Подпрыгиваю от голоса Давида. Его услышать ожидала меньше всего.
— Посмотри, что она натворила! — рыдания поверженной любовницы приводят меня в искренне недоумение.
Ведь только что готова была мне череп раскроить и уже несчастной жертвой прикидывается. Барский рывком ставит на ноги любовницу. Она пытается примостится на мужественное плечо в надежде найти сочувствие и как следует нажаловаться, но он не позволяет. Шепнув пару слов, отстраняет от себя. Маргарита смертельно бледнеет. Закусив губы, молча подбирает платье и скрывается из вида. Интересно, что же произошло, но мне никто не скажет.

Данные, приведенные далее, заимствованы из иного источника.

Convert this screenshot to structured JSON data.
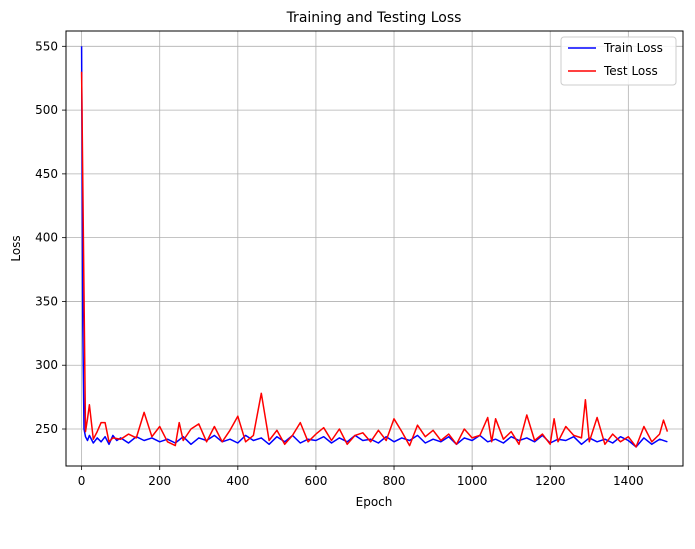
{
  "chart_data": {
    "type": "line",
    "title": "Training and Testing Loss",
    "xlabel": "Epoch",
    "ylabel": "Loss",
    "xlim": [
      -40,
      1540
    ],
    "ylim": [
      221,
      562
    ],
    "xticks": [
      0,
      200,
      400,
      600,
      800,
      1000,
      1200,
      1400
    ],
    "yticks": [
      250,
      300,
      350,
      400,
      450,
      500,
      550
    ],
    "grid": true,
    "legend_position": "top-right",
    "series": [
      {
        "name": "Train Loss",
        "color": "#0000ff",
        "x": [
          0,
          3,
          6,
          10,
          15,
          20,
          30,
          40,
          50,
          60,
          70,
          80,
          90,
          100,
          120,
          140,
          160,
          180,
          200,
          220,
          240,
          260,
          280,
          300,
          320,
          340,
          360,
          380,
          400,
          420,
          440,
          460,
          480,
          500,
          520,
          540,
          560,
          580,
          600,
          620,
          640,
          660,
          680,
          700,
          720,
          740,
          760,
          780,
          800,
          820,
          840,
          860,
          880,
          900,
          920,
          940,
          960,
          980,
          1000,
          1020,
          1040,
          1060,
          1080,
          1100,
          1120,
          1140,
          1160,
          1180,
          1200,
          1220,
          1240,
          1260,
          1280,
          1300,
          1320,
          1340,
          1360,
          1380,
          1400,
          1420,
          1440,
          1460,
          1480,
          1500
        ],
        "y": [
          550,
          330,
          250,
          244,
          241,
          245,
          239,
          243,
          240,
          244,
          238,
          245,
          241,
          243,
          239,
          244,
          241,
          243,
          240,
          242,
          239,
          244,
          238,
          243,
          241,
          245,
          240,
          242,
          239,
          245,
          241,
          243,
          238,
          244,
          240,
          245,
          239,
          242,
          241,
          244,
          239,
          243,
          240,
          245,
          241,
          242,
          239,
          244,
          240,
          243,
          241,
          245,
          239,
          242,
          240,
          244,
          238,
          243,
          241,
          245,
          240,
          242,
          239,
          244,
          241,
          243,
          240,
          245,
          239,
          242,
          241,
          244,
          238,
          243,
          240,
          242,
          239,
          244,
          241,
          236,
          243,
          238,
          242,
          240
        ]
      },
      {
        "name": "Test Loss",
        "color": "#ff0000",
        "x": [
          0,
          10,
          15,
          20,
          30,
          40,
          50,
          60,
          70,
          80,
          100,
          120,
          140,
          160,
          180,
          200,
          220,
          240,
          250,
          260,
          280,
          300,
          320,
          340,
          360,
          380,
          400,
          420,
          440,
          460,
          480,
          500,
          520,
          540,
          560,
          580,
          600,
          620,
          640,
          660,
          680,
          700,
          720,
          740,
          760,
          780,
          800,
          820,
          840,
          860,
          880,
          900,
          920,
          940,
          960,
          980,
          1000,
          1020,
          1040,
          1050,
          1060,
          1080,
          1100,
          1120,
          1140,
          1160,
          1180,
          1200,
          1210,
          1220,
          1240,
          1260,
          1280,
          1290,
          1300,
          1320,
          1340,
          1360,
          1380,
          1400,
          1420,
          1440,
          1460,
          1480,
          1490,
          1500
        ],
        "y": [
          530,
          248,
          258,
          269,
          242,
          248,
          255,
          255,
          240,
          243,
          242,
          246,
          243,
          263,
          244,
          252,
          240,
          237,
          255,
          241,
          250,
          254,
          240,
          252,
          240,
          249,
          260,
          240,
          245,
          278,
          241,
          249,
          238,
          245,
          255,
          240,
          246,
          251,
          241,
          250,
          238,
          245,
          247,
          240,
          249,
          241,
          258,
          248,
          237,
          253,
          244,
          249,
          241,
          246,
          238,
          250,
          243,
          245,
          259,
          240,
          258,
          242,
          248,
          238,
          261,
          241,
          246,
          238,
          258,
          240,
          252,
          245,
          243,
          273,
          240,
          259,
          238,
          246,
          240,
          244,
          236,
          252,
          240,
          246,
          257,
          248
        ]
      }
    ]
  }
}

— Дина, наигралась спрашиваю?
— Ты о чем?
В глазах Давы сверкает неподдельный интерес. Впервые за все время что вместе, он реагирует открыто.
— Не знал, что ты кровожадная и умеешь мастерски бить в ответ.
Усмехаюсь про себя. Да уж. Комплимент сомнительный.
— Не тебя.
— А жаль?
— Жаль, Давид. Завадская пыль. Ударить тебя было бы гораздо приятнее.
Он распахивает пиджак, показывая идеальное тело, скрытое дорогущей рубашкой. Брючный ремень двигается в такт шагам. Подходя, раскидывает руки в стороны. Подставляется, нагибается ниже.
— Бей.
Немного теряюсь. Но мне хочется. Только сейчас понимаю как я зла. Осознаю, как ситуация сильно подкосила. Разочарованная злость постоянный мой спутник. Понимаю, договор нужно выполнить, соблюсти условия, но разве в эту минуту не дает ли Барский карт-бланш? У всяких самых строгих правил есть исключения. Это значит…
Размахиваюсь и хлестко бью по идеально небритой щеке мужа. Вкладываю все, что мучило долгое время. Всю потерянность, всю обиду. Вкладываю злость от бесконечных измен, от бессонных ночей. Как только отнимаю ладонь, вижу, как отшатывается от удара Давид.
Он неосознанно растирает огненный след на мгновенно краснеющей коже. Он зол и ошарашен. В глазах сверкает гневное удивление. Явно не ожидал, что так вложусь. Я и сама не поняла откуда силы взялись.
— Прости?
Помимо воли вырывается. Во мне еще живо воспитание. Если я причинила беспокойство, то обязательно извинюсь. Но как видите, воспитание уже со знаком вопроса.
— А ты дикарка оказывается. Необузданная, — продолжает тереть кожу. Взгляд его задумчив и рассеян. — Да, Дин?